Tra i fantasmi dell’eterno Perù non potevano mancare gli uomini in uniforme, il ceto militare, le alte gerarchie delle armi. In una violenta lettera inviata al Comando delle forze armate e firmata da oltre cinquanta ufficiali in ritiro si denuncia una presunta frode elettorale, e Pedro Castillo viene definito “presidente illegale e illegittimo”. L’invito a un colpo di Stato è esplicito quando si reclama “l’intervento degli alti gradi militari per impedire una proclamazione illegale e illegittima, conseguenza di un delitto politico”.
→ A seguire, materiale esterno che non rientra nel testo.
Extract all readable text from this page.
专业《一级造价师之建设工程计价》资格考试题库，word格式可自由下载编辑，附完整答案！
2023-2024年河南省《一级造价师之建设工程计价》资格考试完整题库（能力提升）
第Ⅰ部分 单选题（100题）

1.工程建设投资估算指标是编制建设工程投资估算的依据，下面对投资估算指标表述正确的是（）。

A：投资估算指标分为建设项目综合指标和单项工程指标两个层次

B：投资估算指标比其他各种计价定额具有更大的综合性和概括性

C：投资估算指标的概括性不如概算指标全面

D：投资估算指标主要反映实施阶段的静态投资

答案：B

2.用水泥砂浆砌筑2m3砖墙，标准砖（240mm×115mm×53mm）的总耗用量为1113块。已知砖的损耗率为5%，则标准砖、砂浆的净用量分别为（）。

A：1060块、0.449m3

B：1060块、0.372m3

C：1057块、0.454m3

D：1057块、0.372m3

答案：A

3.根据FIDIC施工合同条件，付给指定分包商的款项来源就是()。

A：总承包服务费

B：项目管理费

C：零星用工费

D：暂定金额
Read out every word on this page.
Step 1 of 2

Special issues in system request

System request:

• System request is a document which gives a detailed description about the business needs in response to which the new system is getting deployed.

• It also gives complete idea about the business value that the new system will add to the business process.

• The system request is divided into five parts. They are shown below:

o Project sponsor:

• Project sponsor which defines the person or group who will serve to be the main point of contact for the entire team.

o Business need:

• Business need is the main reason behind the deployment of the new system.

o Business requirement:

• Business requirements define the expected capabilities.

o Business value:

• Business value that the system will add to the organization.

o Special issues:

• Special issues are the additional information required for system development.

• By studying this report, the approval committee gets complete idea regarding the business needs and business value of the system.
La lettera è firmata da ammiragli, colonnelli e generali in servizio nell’epoca del presidente Fujimori, molti dei quali oggi sotto accusa per clamorosi scandali politici e malversazioni economiche. Aggiunge un tocco di funerea ironia il fatto che cinque, tra i firmatari, siano da tempo deceduti e celebrati ogni anno con affollate cerimonie funebri. Gli autori di questo maldestro invito alla sollevazione militare sono gli stessi personaggi che ha così mirabilmente descritto Mario Vargas Llosa nei suoi romanzi, da La città e i cani a Pantaleon e le visitatrici, da Lituma nelle Ande a Conversazione nella Cattedrale. Eppure, anche per il venerato premio Nobel conta oggi la reazione bianca, l’ossessione del controllo, il timore ancestrale del padrone nei confronti dello schiavo nero, mestizo, cholo, indio.
Oggi lo scrittore cosmopolita, il maestro riconosciuto universalmente, l’intellettuale democratico che venti anni fa si schierò contro il dittatore, sceglie tristemente il suo campo a fianco dei generali felloni che si godono suntuose pensioni nelle ville principesche di Miraflores e nei resort a picco sull’Oceano. Ordine, sembra dire il vecchio Varguitas: ordine sempre e comunque, a ogni costo. È l’ammonimento che, nel romanzo di Manuel Scorza, il traditore Chuto rivolge al capopopolo Agapito Robles: “Pensa a quello che fai. Se ti impadronisci della terra con la violenza sconvolgi il mondo. Nel mondo ha sempre regnato un ordine: sopra quelli che devono stare sopra, e sotto quelli che devono stare sotto. Ma quelli di sopra vigilano su quelli di sotto. Tu vuoi sconvolgere tutto. Rifletti: l’ordine è come la verginità della donna, non si può recuperare”.